Interestingly when giving evidence at the Mid Staffs Inquiry last year Andy Burnham stated:

“I did push through some fairly controversial changes to hospital configuration because, as a country, we’re going to have to find a way with dealing with this debate because hospital services will have to change.   I personally feel that we will have to move away from the DGH model, the idea that there is a hospital that does everything and everybody goes there for everything.  I don’t think that’s a sustainable model for the rest of this century. I think we need to look at a world where more is done at a community level in better quality community facilities and there is better specialist provision across regions.  That is the way I would go but there is a real political roadblock in the way of those changes that will be difficult to overcome.”
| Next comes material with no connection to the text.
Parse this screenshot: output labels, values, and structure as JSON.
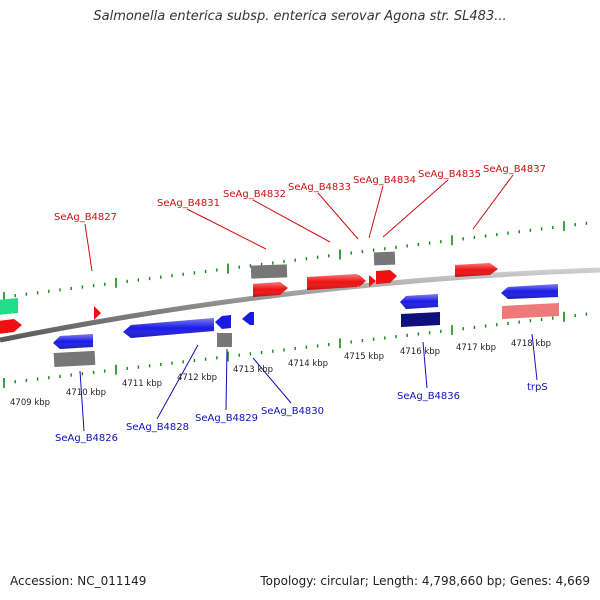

The CQC in their final submissions stated:

“We would suggest that there now needs to be a greater willingness to contemplate closure of services which are, and always will be, fighting against the institutional constraints which militate against excellence. That will need courage on the part of all players in the system, whether by CQC in the use of enforcement notices or local planners who need to plan and lead the reshaping of local services.  We raise the question of whether further thought could be given to devising systems of structuring debate over changing services that would meet the needs of democratic accountability and resisting legal challenge.”

No-one would seriously question the importance of public engagement in the planning and provision of healthcare services.  The public pays for the NHS.  The NHS provides care and support to people of all backgrounds, often at times when they desperately need it.  However, we live in an era where significant changes have to be made to the structure of some of those services. If the public receive the honest, clear information that they require from clinicians, politicians and NHS management they will hopefully be able to assess for themselves the need for change.